BATH, Maine — A piece of Bath history is due to return to the city known for shipbuilding Sunday morning, when the 73-foot schooner Mary E sails up the Kennebec River to Maine Maritime Museum.
The 73-foot, two-masted clipper schooner was built in 1906 on the banks of the Kennebec, just upriver on land that is now Bath Iron Works, according to the museum. Recently acquired by the museum, the Mary E is believed to be the oldest Bath-built wooden schooner, and the oldest fishing schooner built in Maine, still sailing.
The son of a Georgetown farmer, shipbuilder Thomas E. Hagan built the Mary E and sold it in 1907, according to the museum.
During the next half-century, the schooner worked as a fishing vessel and for coastal trade, then as a dragger out of Gloucester, Massachusetts, according to the museum. Other stories tell of the Mary E carrying mail and passengers, and working as a rum-runner. The schooner was abandoned in 1960, and sank in the harbor at Lynn, Massachusetts, during hurricane on Thanksgiving Day 1963.
In 1964, William R. Donnell II of Bath, whose great-grandfather had been an associate of Hagan, bought the “half-sunken fishing schooner” for $200, according to an advertisement, and renovated it at what is now Maine Maritime Museum before sailing it in Penobscot Bay.

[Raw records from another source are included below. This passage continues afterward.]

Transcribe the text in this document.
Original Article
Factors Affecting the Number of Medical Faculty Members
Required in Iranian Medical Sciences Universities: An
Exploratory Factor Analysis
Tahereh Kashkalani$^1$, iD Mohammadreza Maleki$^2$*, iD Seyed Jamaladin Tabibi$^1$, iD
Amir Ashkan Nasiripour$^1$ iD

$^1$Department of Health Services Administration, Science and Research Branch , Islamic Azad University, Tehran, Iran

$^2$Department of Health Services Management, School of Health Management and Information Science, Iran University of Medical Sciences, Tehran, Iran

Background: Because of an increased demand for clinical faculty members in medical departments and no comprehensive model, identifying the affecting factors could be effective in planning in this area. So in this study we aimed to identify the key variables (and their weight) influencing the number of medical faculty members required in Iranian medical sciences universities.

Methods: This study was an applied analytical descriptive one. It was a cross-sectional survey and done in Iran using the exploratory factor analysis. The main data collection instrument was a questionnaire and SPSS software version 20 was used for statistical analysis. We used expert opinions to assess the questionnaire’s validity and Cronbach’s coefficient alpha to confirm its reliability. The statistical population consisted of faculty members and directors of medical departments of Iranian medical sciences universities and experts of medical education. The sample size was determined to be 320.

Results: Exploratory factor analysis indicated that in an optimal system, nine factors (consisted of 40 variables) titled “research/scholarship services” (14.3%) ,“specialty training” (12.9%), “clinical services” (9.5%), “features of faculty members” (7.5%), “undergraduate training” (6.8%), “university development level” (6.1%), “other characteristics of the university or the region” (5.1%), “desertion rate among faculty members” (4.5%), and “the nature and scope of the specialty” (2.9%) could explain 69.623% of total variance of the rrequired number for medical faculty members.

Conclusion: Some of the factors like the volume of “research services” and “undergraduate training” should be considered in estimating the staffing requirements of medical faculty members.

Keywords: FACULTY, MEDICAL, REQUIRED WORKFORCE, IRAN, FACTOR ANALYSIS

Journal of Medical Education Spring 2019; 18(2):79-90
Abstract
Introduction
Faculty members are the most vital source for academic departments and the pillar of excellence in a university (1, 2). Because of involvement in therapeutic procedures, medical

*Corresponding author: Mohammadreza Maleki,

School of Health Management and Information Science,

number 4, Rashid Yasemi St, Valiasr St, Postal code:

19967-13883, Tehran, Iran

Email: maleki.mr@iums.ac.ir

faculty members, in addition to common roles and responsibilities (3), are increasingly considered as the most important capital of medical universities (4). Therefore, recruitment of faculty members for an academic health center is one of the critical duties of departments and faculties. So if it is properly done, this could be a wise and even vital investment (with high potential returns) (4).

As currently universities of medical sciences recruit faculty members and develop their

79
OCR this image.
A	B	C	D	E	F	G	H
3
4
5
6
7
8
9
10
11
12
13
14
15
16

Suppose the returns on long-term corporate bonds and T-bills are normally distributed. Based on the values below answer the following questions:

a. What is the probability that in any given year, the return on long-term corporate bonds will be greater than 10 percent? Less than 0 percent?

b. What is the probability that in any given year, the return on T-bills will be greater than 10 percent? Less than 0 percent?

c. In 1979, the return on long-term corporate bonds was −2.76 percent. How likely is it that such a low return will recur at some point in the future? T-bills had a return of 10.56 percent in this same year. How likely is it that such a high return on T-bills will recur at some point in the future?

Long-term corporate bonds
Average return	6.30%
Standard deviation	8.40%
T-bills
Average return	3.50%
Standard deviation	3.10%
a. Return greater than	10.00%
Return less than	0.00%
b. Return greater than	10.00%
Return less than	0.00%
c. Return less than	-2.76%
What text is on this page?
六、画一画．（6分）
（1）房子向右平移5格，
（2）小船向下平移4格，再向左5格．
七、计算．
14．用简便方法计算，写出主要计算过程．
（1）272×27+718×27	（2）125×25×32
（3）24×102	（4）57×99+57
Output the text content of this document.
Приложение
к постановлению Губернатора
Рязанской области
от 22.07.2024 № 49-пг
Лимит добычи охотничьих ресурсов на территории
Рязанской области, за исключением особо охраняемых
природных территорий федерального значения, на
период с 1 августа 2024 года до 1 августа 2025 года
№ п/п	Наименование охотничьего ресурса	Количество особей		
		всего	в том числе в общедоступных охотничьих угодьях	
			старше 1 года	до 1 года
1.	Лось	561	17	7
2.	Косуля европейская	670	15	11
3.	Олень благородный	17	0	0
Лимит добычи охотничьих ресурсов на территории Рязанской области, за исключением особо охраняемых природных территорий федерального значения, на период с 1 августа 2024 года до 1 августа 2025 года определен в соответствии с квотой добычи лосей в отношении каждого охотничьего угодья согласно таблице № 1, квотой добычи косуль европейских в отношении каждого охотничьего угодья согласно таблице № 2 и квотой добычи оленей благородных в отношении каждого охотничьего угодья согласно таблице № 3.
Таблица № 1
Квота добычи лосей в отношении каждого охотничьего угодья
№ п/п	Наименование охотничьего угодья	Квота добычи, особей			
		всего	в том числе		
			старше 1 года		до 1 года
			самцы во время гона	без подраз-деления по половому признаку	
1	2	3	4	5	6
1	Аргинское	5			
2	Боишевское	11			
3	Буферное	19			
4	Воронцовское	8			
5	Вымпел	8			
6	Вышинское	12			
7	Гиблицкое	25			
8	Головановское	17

Several owners later, after stints based in Boothbay Harbor, New York City, and Key West, Florida, Matt Culen bought the schooner in 2006 and began restoring it with Capt. Eric Van Dormolen. The ship then was used for river tours from the Connecticut River Museum until the board of the Maine Maritime Museum approved acquisition in December 2016.
“This is a vessel of remarkable importance, despite its modest size,” Nathan Lipfert, then the museum’s senior curator, said in December. “We have compiled a list of historic Maine vessels that are still extant, and there is nothing older or better that is available to us.”
Following restoration, the schooner will be docked at the museum and accessible to the public. The museum plans to continue to research the schooner’s history.
The Mary E is scheduled to sail up the Kennebec between 10 a.m. and noon Sunday. Admission to the museum and the “welcome home party” for the schooner is free.